Editor Craig S. Revels reflects over the COVID-19 pandemic and how it has affected geographers and members as he states:
Last year’s volume was published in a time of great uncertainty as the COVID-19 pandemic swept across the world, and this year’s unfortunately arrives under similar conditions, slowly improving though they may be. The tragedies, disruptions, and general state of societal affairs during the pandemic will not soon be forgotten…

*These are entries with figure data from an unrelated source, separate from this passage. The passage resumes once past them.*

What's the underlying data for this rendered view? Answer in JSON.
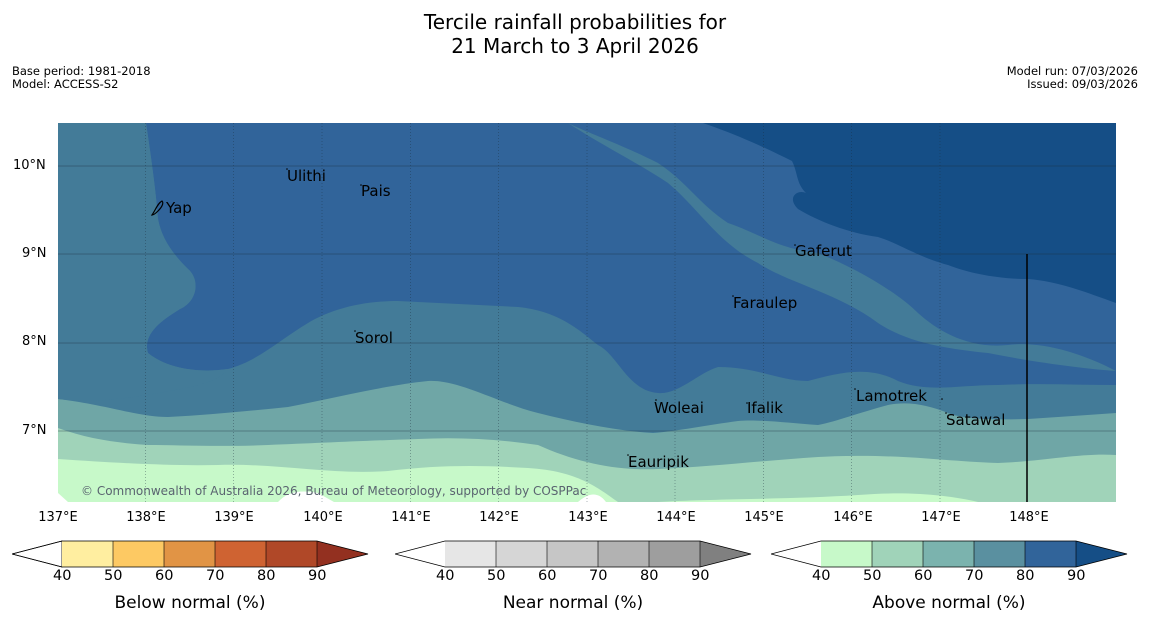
{
  "title_line1": "Tercile rainfall probabilities for",
  "title_line2": "21 March to 3 April 2026",
  "meta_left": {
    "base_period": "Base period: 1981-2018",
    "model": "Model: ACCESS-S2"
  },
  "meta_right": {
    "model_run": "Model run: 07/03/2026",
    "issued": "Issued: 09/03/2026"
  },
  "map": {
    "latitude_labels": [
      "10°N",
      "9°N",
      "8°N",
      "7°N"
    ],
    "longitude_labels": [
      "137°E",
      "138°E",
      "139°E",
      "140°E",
      "141°E",
      "142°E",
      "143°E",
      "144°E",
      "145°E",
      "146°E",
      "147°E",
      "148°E"
    ],
    "places": [
      "Yap",
      "Ulithi",
      "Pais",
      "Gaferut",
      "Faraulep",
      "Sorol",
      "Lamotrek",
      "Woleai",
      "Ifalik",
      "Satawal",
      "Eauripik"
    ],
    "copyright": "© Commonwealth of Australia 2026, Bureau of Meteorology, supported by COSPPac",
    "colors": {
      "above_40": "#c7f9c9",
      "above_50": "#a0d3b9",
      "above_60": "#6fa6a6",
      "above_70": "#437b98",
      "above_80": "#31649a",
      "above_90": "#154e86",
      "land_white": "#ffffff"
    }
  },
  "colorbars": [
    {
      "label": "Below normal (%)",
      "ticks": [
        "40",
        "50",
        "60",
        "70",
        "80",
        "90"
      ],
      "colors": [
        "#ffeea0",
        "#fdc963",
        "#e19445",
        "#cf6332",
        "#b04828",
        "#933020"
      ]
    },
    {
      "label": "Near normal (%)",
      "ticks": [
        "40",
        "50",
        "60",
        "70",
        "80",
        "90"
      ],
      "colors": [
        "#e6e6e6",
        "#d6d6d6",
        "#c6c6c6",
        "#b2b2b2",
        "#9e9e9e",
        "#808080"
      ]
    },
    {
      "label": "Above normal (%)",
      "ticks": [
        "40",
        "50",
        "60",
        "70",
        "80",
        "90"
      ],
      "colors": [
        "#c7f9c9",
        "#a0d3b9",
        "#7bb3ae",
        "#5a90a0",
        "#31649a",
        "#154e86"
      ]
    }
  ]
}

Geographers have been at the forefront of research into the spread of COVID-19 since the earliest days of the pandemic, and Steve Graves and Petra Nichols contribute an analytical perspective on infection rates in Los Angeles County. In particular, they statistically identify a causal relationship between infection and a range of key socioeconomic and demographic variables, a relationship influencing the location and rate of spread for the disease. They leave us to consider how those factors must be addressed in any preparations for future public health crises.
In a significantly different context, Ray Sumner and John Menary demonstrate that taking students into the field, always a valuable exercise, is even more rewarding when it leads to unexpected discoveries and challenges our carefully laid plans. In this case, a straightforward field methods class oriented around the Los Angeles River instead became an open-ended, student-driven exploration into the social dimensions of heritage, ethnicity, culture, and urban development.